Por três votos a dois, o colegiado aceitou um pedido da defesa do petista e definiu que Moro agiu com parcialidade na condução do caso. O GLOBO reuniu respostas para as cinco principais perguntas originadas pelo desfecho do julgamento. Confira abaixo.

O que a Segunda Turma decidiu?

A Segunda Turma decidiu que há elementos que comprovam a parcialidade de Moro no caso em que o ex-juiz analisou o suposto recebimento de vantagem indevida por Lula na forma de um apartamento de três andares no litoral paulista. O imóvel teria sido pago pela empreiteira OAS, segundo a Lava-Jato.

O placar teve três votos favoráveis às alegações da defesa de Lula, proferidos pelos ministros Gilmar Mendes, Ricardo Lewandowski e Carmen Lúcia, que alterou o próprio voto na sessão de hoje para se posicionar pela suspeição. Votaram em sentido contrário os ministros Edson Fachin e Kassio Nunes Marques.

O que é suspeição?

Na tese aceita pelo colegiado, os advogados reuniram uma série de atos processuais de Moro, como autorizações para conduções coertivas e interceptações telefônicas que acabaram ouvindo conversas de Lula com advogados. Eles também mencionaram a nomeação de Moro ao comando do Ministério da Justiça, no início da gestão do presidente Jair Bolsonaro, em janeiro de 2019.

Proferida por Moro e confirmada em segunda instância, a condenação no caso do tríplex no Guarujá fez com que Lula não pudesse concorrer nas eleições presidenciais de 2018, após ser barrado pela Lei da Ficha Limpa.

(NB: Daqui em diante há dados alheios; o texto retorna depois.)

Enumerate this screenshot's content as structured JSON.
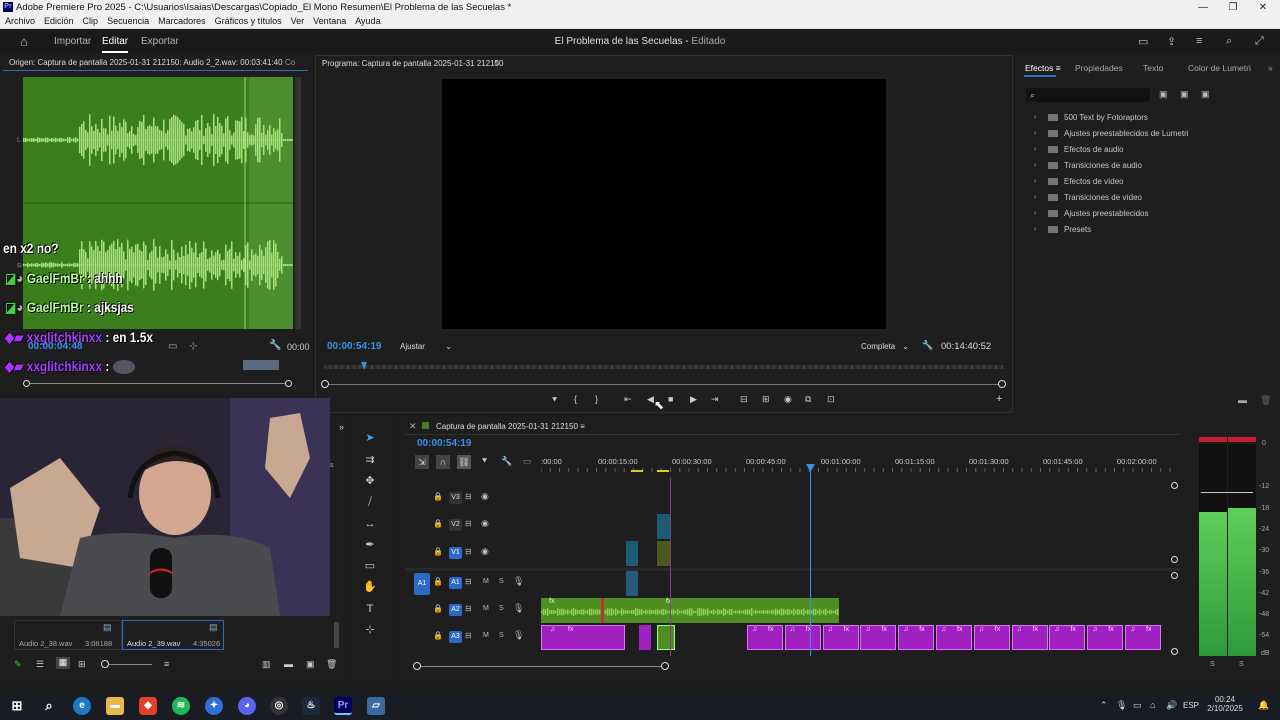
{
  "window": {
    "title": "Adobe Premiere Pro 2025 - C:\\Usuarios\\Isaias\\Descargas\\Copiado_El Mono Resumen\\El Problema de las Secuelas *",
    "app_icon": "Pr"
  },
  "menu": [
    "Archivo",
    "Edición",
    "Clip",
    "Secuencia",
    "Marcadores",
    "Gráficos y títulos",
    "Ver",
    "Ventana",
    "Ayuda"
  ],
  "workspace": {
    "tabs": [
      "Importar",
      "Editar",
      "Exportar"
    ],
    "active_tab": "Editar",
    "project_title": "El Problema de las Secuelas",
    "project_status": "Editado",
    "separator": "-"
  },
  "source_panel": {
    "title": "Origen: Captura de pantalla 2025-01-31 212150: Audio 2_2.wav: 00:03:41:40",
    "next_tab": "Co",
    "timecode": "00:00:04:48",
    "timecode_right": "00:00",
    "channel_labels": [
      "L",
      "L",
      "R",
      "R"
    ]
  },
  "chat": [
    {
      "user": "",
      "message": "en x2 no?"
    },
    {
      "user": "GaelFmBr",
      "message": ": ahhh"
    },
    {
      "user": "GaelFmBr",
      "message": ": ajksjas"
    },
    {
      "user": "xxglitchkinxx",
      "message": ": en 1.5x"
    },
    {
      "user": "xxglitchkinxx",
      "message": ":"
    }
  ],
  "program_panel": {
    "title": "Programa: Captura de pantalla 2025-01-31 212150",
    "timecode": "00:00:54:19",
    "fit_label": "Ajustar",
    "quality_label": "Completa",
    "duration": "00:14:40:52"
  },
  "effects_panel": {
    "tabs": [
      "Efectos",
      "Propiedades",
      "Texto",
      "Color de Lumetri"
    ],
    "active_tab": "Efectos",
    "items": [
      "500 Text by Fotoraptors",
      "Ajustes preestablecidos de Lumetri",
      "Efectos de audio",
      "Transiciones de audio",
      "Efectos de vídeo",
      "Transiciones de vídeo",
      "Ajustes preestablecidos",
      "Presets"
    ]
  },
  "project_bin": {
    "items": [
      {
        "name": "Audio 2_38.wav",
        "duration": "3:08188"
      },
      {
        "name": "Audio 2_39.wav",
        "duration": "4:35026"
      }
    ]
  },
  "timeline": {
    "sequence_name": "Captura de pantalla 2025-01-31 212150",
    "timecode": "00:00:54:19",
    "ruler": [
      ":00:00",
      "00:00:15:00",
      "00:00:30:00",
      "00:00:45:00",
      "00:01:00:00",
      "00:01:15:00",
      "00:01:30:00",
      "00:01:45:00",
      "00:02:00:00"
    ],
    "video_tracks": [
      "V3",
      "V2",
      "V1"
    ],
    "audio_tracks": [
      "A1",
      "A2",
      "A3"
    ],
    "source_patch_video": "V1",
    "source_patch_audio": "A1",
    "mute_label": "M",
    "solo_label": "S",
    "fx_label": "fx",
    "music_glyph": "♫"
  },
  "audio_meter": {
    "scale": [
      "0",
      "-12",
      "-18",
      "-24",
      "-30",
      "-36",
      "-42",
      "-48",
      "-54",
      "dB"
    ],
    "channel_labels": [
      "S",
      "S"
    ],
    "levels": [
      0.68,
      0.7
    ]
  },
  "taskbar": {
    "time": "00:24",
    "date": "2/10/2025",
    "language": "ESP"
  },
  "colors": {
    "accent_blue": "#2a6bc9",
    "timecode_blue": "#3b8fe8",
    "waveform_green": "#3a7f1c",
    "audio_clip_green": "#4f8f22",
    "audio_clip_purple": "#a020c0",
    "video_clip_teal": "#1f6f8f",
    "meter_green": "#3fae4a"
  }
}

O caso precisa ser referendado pelo plenário?

Não. A decisão dos cinco ministros da Segunda Turma tem efeitos imediatos. No entanto, caso busque reverter a decisão, a Procuradoria-Geral da República (PGR) pode entrar com recurso junto ao Supremo para que os onze ministros rediscutam o caso no plenário da Corte.